Monday, February 14, 2011

Understanding Auteurs: The Coen Brothers (Minor Works)

Originally, this post was going to focus exclusively on Intolerable Cruelty (2003), the Coen Brothers' tenth film and the only one of their features that I hadn't seen prior to starting this blog.  But honestly, I can't say that that film is really interesting enough for its own entry. Knowing that the next several Coen projects were also all fairly minor, inconsequential works, I decided to lump them all together in one post, so that we could deal with their "mid-oeuvre crisis" all at once before getting back to their more vital work.

Despite their oddball surfaces, the Coens’ films have generally been based around fairly clichéd, if not outright banal, sitcom ideas.  The romantic comedy Intolerable Cruelty, the brothers’ first film literally based on someone else’s idea (the script is a rewrite of a never-produced screenplay by Robert Ramsey, Matthew Stone, and John Romano), reveals what a Coen film would look like without that oddball surface, and it isn’t pretty.  The plot revolves around divorce attorney George Clooney’s growing attachment to Catherine Zeta-Jones, the estranged wife of one of his clients.  This isn’t a terrible setup for a farcical romantic comedy, and Clooney at least is an ideal leading man for modern-day screwball.  But sadly he has no chemistry with Zeta-Jones, possibly because she isn’t asked to do anything other than be a shrew, and the Coens pile on so many inane plot twists, pointlessly flamboyant supporting caricatures, and shrill “observations” about the incompatibility of men and women that the main storyline has no room to breathe.  It is a mark of the film’s lack of wit that the line “we’re gonna nail his ass” is its major recurring joke.  And since Intolerable Cruelty is essentially “Coens light,” we don’t get the usual vibrant setpieces or distinctive dialogue to distract from the emptiness at the film’s core.


If Intolerable Cruelty is the nadir of the Coen Brothers’ career, The Ladykillers (2004) represents at least a slight step up.   Remaking Alexander Mackendrick’s popular Ealing Studios comedy (1955) by transplanting the action from rural England to Mississippi is an odd choice, since the original is so thoroughly British that its value to the American viewer is questionable (to my mind, Kind Hearts and Coronets {1949} is the much funnier Ealing Studios film), though the Coens deserve some credit for at least attempting to make the material their own.  A band of thieves led by Tom Hanks plot to steal the money from a riverboat casino, but are foiled at every turn by no-nonsense churchgoer Irma P. Hall, whose basement they are using as a headquarter.  The actual storyline of The Ladykillers falls mostly flat; by the time major part of the plot kicks in, with the crooks attempting to kill Hall but accidentally killing each other or themselves, it feels like too much of an afterthought to get invested in.  But the energy level is up considerably from Intolerable Cruelty, largely because the cast is clearly having a lot of fun (Hanks, in particular, is very charming in one of his increasingly rare comedic roles) and the story isn’t weighted down with too many tangential characters.  T-Bone Burnett, working with the Coens for the first time since O Brother, Where Art Thou? (2000), provides a fine gospel and Southern hip hop soundtrack, though it isn’t as well-integrated into the film as their past collaborations were.  It would be a stretch to call The Ladykillers a return to form, and it is certainly one of the Coens’ weakest films, but it does have its moments.

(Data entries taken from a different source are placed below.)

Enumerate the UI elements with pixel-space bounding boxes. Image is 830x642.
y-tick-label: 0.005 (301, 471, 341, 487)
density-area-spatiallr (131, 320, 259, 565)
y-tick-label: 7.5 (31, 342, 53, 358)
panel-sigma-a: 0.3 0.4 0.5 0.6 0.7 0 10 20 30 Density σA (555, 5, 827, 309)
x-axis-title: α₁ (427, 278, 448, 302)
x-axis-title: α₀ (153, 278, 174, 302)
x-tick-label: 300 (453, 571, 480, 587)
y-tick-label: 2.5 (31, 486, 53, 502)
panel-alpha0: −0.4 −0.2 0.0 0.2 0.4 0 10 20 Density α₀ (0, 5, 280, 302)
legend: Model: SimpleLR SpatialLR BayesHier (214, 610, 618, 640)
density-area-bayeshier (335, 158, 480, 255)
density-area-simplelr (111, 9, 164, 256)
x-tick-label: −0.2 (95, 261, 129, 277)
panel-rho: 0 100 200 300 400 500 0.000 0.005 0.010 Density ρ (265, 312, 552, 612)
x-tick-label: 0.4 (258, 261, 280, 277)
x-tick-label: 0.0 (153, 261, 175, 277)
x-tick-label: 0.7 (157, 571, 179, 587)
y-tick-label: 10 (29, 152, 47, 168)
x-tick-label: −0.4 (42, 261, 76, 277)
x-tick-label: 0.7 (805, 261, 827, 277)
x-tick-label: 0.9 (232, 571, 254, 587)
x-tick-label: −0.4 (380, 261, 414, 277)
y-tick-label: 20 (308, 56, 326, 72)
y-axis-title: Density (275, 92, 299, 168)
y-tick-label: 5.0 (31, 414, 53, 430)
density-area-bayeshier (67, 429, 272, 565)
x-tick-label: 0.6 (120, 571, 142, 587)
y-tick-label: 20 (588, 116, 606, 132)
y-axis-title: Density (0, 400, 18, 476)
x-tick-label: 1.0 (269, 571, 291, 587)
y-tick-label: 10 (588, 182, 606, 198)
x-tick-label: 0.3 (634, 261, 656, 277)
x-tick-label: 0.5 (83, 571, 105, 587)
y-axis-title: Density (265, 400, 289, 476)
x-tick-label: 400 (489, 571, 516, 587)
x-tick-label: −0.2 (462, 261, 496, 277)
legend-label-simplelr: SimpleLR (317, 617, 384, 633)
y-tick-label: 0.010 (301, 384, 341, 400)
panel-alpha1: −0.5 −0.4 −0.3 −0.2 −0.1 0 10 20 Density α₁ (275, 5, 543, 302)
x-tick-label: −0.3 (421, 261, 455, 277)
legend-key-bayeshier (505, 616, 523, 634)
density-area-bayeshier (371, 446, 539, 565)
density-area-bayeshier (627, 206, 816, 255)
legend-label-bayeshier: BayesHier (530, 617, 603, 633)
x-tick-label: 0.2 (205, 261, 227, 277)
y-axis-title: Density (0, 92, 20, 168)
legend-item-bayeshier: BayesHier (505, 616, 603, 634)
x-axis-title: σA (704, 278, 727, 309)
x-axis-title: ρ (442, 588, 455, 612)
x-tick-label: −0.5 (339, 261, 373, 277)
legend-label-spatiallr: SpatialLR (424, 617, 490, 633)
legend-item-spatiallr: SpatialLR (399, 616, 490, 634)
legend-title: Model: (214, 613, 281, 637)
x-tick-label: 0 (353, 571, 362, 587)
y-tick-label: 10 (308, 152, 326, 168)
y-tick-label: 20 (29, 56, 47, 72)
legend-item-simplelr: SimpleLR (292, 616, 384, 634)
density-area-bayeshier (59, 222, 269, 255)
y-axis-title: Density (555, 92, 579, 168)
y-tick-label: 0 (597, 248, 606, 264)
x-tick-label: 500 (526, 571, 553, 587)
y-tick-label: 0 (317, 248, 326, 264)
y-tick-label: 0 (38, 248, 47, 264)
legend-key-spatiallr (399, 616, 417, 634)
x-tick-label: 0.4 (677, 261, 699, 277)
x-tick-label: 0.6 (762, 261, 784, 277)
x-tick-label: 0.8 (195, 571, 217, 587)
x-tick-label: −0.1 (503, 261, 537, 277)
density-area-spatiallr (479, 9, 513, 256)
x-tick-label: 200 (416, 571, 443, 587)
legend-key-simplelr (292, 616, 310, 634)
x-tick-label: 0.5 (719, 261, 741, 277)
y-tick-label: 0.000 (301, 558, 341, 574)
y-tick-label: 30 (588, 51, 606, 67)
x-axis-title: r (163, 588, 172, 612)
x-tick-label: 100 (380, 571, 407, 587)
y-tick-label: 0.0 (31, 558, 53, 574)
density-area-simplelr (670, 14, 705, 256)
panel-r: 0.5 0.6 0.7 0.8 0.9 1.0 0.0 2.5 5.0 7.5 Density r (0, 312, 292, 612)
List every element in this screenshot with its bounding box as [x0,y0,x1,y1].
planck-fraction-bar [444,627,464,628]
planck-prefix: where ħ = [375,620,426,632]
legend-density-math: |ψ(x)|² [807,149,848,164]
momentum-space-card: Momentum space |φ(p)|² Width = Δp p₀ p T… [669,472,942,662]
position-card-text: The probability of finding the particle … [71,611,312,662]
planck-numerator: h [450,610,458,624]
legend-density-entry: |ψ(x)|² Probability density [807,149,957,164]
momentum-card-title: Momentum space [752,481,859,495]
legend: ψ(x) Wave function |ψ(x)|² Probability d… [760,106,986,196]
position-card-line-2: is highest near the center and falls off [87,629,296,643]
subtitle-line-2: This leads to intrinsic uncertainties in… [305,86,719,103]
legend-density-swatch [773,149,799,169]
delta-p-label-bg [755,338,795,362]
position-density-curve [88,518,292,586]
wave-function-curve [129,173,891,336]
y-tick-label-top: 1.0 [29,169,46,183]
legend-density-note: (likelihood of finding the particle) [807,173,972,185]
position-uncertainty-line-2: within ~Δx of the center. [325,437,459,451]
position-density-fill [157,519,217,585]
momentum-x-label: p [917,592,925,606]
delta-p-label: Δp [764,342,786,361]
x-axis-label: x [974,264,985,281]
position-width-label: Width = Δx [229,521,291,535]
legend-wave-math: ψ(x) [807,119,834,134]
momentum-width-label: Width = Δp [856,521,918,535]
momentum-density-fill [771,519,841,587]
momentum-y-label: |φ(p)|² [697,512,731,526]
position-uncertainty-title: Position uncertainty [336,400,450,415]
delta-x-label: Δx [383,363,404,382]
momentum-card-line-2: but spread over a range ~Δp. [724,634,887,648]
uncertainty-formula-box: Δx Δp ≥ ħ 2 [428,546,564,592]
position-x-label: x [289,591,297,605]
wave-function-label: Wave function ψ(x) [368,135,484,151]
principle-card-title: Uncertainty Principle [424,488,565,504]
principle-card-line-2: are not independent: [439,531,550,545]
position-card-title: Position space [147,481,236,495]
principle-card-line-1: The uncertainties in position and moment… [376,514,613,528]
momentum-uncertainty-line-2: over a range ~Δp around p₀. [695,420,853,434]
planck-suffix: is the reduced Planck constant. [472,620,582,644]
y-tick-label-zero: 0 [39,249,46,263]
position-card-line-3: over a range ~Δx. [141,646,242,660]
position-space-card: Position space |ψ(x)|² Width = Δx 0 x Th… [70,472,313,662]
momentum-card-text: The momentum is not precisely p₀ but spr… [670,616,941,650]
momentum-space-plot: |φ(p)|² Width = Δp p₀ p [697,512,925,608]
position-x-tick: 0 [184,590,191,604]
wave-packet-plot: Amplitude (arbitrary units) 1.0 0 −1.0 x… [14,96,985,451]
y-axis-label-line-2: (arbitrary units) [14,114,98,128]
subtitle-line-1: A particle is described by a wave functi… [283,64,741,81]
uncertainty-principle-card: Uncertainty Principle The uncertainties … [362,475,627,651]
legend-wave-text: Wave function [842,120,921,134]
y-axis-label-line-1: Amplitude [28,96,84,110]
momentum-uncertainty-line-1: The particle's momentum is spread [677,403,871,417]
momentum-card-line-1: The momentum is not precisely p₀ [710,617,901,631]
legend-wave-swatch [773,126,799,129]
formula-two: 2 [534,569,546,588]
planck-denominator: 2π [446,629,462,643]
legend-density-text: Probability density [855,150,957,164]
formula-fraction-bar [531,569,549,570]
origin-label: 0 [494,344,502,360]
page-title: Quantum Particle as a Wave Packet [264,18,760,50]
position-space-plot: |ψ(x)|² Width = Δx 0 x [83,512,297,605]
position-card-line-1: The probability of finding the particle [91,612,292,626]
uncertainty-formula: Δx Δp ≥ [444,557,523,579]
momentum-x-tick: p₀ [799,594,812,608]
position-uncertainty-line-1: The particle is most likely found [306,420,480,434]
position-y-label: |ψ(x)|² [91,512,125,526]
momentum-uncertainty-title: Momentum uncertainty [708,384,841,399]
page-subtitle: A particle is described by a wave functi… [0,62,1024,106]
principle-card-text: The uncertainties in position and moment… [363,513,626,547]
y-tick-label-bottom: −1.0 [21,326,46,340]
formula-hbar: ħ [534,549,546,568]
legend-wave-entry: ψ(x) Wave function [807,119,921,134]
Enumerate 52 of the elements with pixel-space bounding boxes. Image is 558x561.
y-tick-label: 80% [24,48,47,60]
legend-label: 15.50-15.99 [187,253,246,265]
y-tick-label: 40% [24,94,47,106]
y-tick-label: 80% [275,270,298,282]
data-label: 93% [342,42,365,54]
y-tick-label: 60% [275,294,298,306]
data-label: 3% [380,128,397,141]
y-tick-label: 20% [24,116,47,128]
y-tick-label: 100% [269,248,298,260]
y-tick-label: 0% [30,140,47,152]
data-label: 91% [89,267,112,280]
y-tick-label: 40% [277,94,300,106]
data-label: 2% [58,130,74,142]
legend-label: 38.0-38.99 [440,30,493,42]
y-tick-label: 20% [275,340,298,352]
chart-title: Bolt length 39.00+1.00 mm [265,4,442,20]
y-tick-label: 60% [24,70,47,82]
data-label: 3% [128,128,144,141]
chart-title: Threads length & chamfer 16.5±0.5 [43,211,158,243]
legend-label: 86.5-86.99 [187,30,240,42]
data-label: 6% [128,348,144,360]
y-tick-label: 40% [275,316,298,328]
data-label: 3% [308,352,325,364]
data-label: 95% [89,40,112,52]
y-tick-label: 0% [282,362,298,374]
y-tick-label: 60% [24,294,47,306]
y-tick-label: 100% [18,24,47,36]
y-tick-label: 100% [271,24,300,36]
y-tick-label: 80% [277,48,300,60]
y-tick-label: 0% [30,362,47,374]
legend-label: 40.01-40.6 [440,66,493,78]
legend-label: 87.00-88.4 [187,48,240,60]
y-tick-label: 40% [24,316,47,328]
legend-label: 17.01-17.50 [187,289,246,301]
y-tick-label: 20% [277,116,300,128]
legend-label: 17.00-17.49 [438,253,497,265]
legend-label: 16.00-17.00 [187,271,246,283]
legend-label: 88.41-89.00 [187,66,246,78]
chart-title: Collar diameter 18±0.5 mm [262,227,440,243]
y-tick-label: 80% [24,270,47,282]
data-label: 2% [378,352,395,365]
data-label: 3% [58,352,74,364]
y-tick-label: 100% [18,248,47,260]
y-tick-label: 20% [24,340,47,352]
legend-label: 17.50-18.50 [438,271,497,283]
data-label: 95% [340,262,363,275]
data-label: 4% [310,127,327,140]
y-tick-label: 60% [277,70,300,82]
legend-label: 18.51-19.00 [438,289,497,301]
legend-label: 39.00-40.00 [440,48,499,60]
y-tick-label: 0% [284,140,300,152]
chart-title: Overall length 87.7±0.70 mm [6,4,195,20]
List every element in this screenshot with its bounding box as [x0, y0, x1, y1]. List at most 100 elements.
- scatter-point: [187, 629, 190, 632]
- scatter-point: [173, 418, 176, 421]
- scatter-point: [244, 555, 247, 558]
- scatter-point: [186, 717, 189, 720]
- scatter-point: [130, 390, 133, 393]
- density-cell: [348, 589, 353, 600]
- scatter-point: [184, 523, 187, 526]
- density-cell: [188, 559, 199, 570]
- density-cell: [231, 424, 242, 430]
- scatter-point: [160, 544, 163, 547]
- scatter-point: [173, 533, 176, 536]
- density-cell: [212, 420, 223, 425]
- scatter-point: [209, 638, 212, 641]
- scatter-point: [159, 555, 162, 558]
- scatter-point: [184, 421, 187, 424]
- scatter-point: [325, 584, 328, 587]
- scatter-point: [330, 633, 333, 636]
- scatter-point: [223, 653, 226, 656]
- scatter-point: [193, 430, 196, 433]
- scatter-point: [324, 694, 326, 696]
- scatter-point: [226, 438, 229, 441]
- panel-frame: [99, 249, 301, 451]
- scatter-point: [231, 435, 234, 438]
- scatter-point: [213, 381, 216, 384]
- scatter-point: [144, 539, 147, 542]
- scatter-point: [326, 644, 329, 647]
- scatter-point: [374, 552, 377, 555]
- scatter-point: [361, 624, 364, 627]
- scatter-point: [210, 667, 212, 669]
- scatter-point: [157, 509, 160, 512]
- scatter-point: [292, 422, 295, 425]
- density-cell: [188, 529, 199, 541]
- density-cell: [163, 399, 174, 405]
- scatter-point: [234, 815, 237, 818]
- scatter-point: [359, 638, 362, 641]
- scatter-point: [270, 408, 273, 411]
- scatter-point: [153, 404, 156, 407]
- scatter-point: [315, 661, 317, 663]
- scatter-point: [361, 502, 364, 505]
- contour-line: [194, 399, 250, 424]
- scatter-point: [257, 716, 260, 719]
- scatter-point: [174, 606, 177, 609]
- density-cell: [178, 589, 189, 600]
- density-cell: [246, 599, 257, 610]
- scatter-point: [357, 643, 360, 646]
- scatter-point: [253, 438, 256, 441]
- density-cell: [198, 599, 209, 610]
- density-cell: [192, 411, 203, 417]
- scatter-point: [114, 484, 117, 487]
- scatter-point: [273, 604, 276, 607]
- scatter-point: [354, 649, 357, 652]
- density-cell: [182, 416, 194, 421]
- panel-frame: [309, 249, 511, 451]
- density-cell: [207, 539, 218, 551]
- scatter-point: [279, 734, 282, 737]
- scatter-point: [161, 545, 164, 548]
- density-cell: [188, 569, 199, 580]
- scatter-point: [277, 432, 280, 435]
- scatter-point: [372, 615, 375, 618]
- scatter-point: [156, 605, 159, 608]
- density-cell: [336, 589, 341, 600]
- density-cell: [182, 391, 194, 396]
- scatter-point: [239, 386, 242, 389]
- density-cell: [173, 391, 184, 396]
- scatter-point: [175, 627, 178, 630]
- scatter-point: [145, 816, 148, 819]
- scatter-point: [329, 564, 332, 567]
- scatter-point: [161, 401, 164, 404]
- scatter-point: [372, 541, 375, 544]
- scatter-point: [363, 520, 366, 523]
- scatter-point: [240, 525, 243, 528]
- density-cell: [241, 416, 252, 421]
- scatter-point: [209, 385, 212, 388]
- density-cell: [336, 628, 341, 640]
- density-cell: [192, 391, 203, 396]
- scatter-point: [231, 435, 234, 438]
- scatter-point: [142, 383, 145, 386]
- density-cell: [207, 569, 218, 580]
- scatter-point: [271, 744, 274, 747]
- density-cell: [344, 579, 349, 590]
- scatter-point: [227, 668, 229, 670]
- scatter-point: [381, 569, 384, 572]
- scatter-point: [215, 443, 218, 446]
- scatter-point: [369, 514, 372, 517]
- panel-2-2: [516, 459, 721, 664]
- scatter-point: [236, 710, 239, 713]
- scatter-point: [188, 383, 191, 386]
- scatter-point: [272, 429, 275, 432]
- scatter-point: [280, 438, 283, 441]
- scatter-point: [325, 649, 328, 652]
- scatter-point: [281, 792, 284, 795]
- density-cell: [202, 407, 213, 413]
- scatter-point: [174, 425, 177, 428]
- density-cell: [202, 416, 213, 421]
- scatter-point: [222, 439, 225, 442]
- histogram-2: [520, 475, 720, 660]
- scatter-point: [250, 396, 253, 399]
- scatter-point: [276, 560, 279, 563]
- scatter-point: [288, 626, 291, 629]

Perhaps recognizing that they’d hit a dead end with their recent, relatively conventional feature films, the Coen Brothers next worked on two different short films.  Tuileries (2006) is their six-minute contribution to the anthology film Paris, je t’aime, while World Cinema (2007) is a three-minute piece commissioned as a pre-film short for the Cannes Film Festival.  Tuileries follows tourist Steve Buscemi as he is tormented by a hostile couple whose language he doesn’t understand, a child shooting spitballs at him, and a tourist manual that suggests all of the terrible things that could potentially happen to him while on vacation.  World Cinema has cowboy Josh Brolin torn between seeing Rules of the Game (1939) and Climates (2006) at an indie theatre.  Neither short transcends its one-joke premise, but they each make good use of their stars’ put-upon demeanors, and it is somewhat refreshing to find the Coens doing something simple that they aren’t pretending is complicated.